In meinem Alter sollte man es sich aber nicht gefallen lassen, sich selbst schlecht zu behandeln. Also legte ich mich auf die Lauer, um zu beobachten, wann der Vogel zuschlägt. Zunächst erkannte ich keine Systematik – er beschimpfte mich im Supermarkt, in der Wohnung und im Büro. Er kam morgens oder auch abends. Er tauchte zwar meist auf, wenn ich alleine war, aber bisweilen auch, wenn meine Familie mit am Tisch saß. Nachdem ich also kein Schema erkennen konnte, wollte ich mich schon auf die schnöde Bekämpfung des gemeinen Rufers beschränken (Lass mich endlich in Ruhe!).

Doch dann kam jener eiskalte Wintertag, an dem Eva in einer dünnen Jacke zur Geburtstagsfeier ihrer besten Freundin aufbrechen wollte. Kurz bevor sie aus der Wohnungstür entschwand, entfuhr es mir: »Bist du auch wirklich warm genug angezogen?

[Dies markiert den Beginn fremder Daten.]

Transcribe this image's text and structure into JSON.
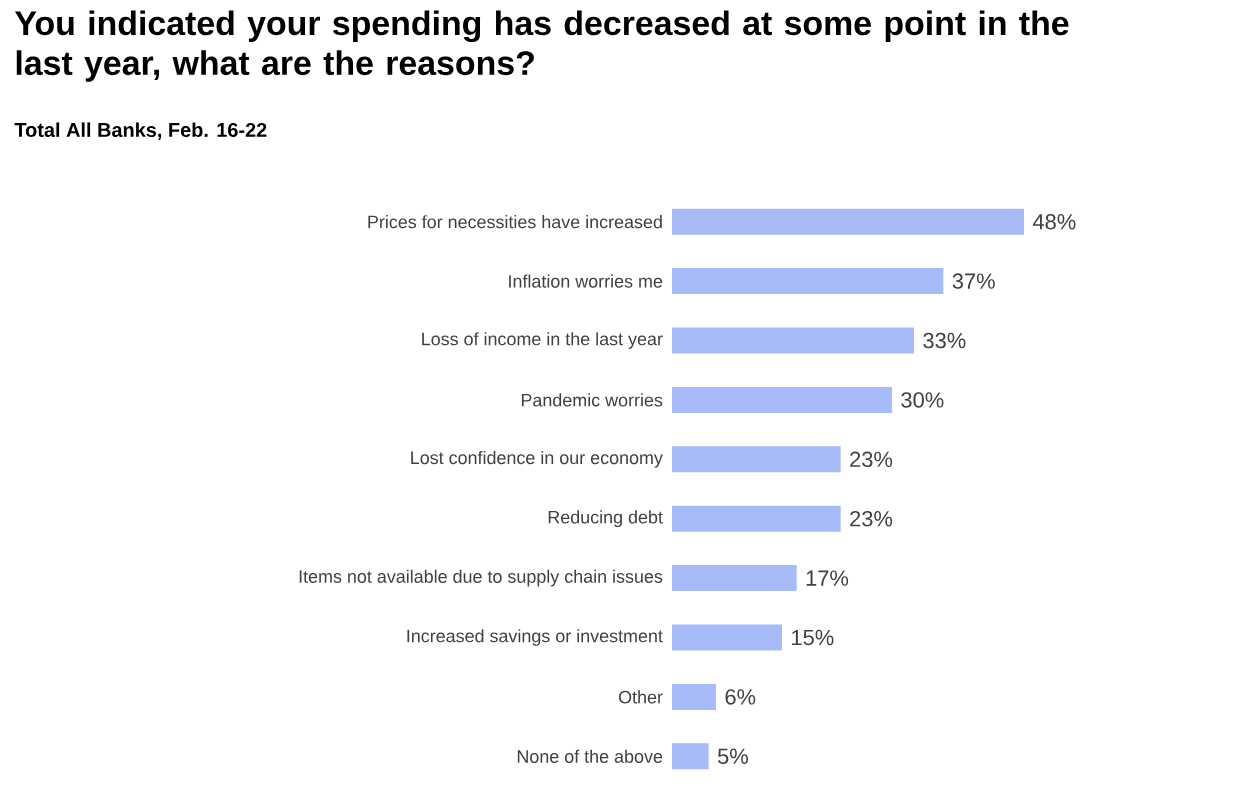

Hast du auch nichts vergessen?« Meine Tochter atmete tief durch. Es war offensichtlich, wie sehr sie sich bemühte, mir nicht postwendend an den Kopf zu werfen, dass sie groß genug sei, um selbst an alles zu denken. Wenn sie in so einer dünnen Jacke das Haus verließ, würde es schon seine Gründe haben. Ich seufzte – und hörte den Vogel sagen: »Kannst du sie nicht endlich in Ruhe lassen? Wie blöd bist du eigentlich?«

In diesem Moment begriff ich, dass mein Vogel immer dann daherflatterte, wenn es um Vergesslichkeit ging. Ich hatte die Wäsche im Bad vergessen, das Überprüfen von Lebensmittelvorräten, ein Buch im Büro, die Terminansage für meinen Mann – oder eben auch, dass Eva kein kleines Kind mehr ist und eine solche Art der Fürsorge nicht mehr braucht.

Diese Erkenntnis brachte mich ins Grübeln. Früher hatte ich doch auch schon mal was vergessen, aber mich nicht dafür gescholten! Wieso tat ich das jetzt? Litt ich unter einer neuen Light-Version von Demenz, die zugleich Selbstbeschimpfungen als Symptomatik aufweist?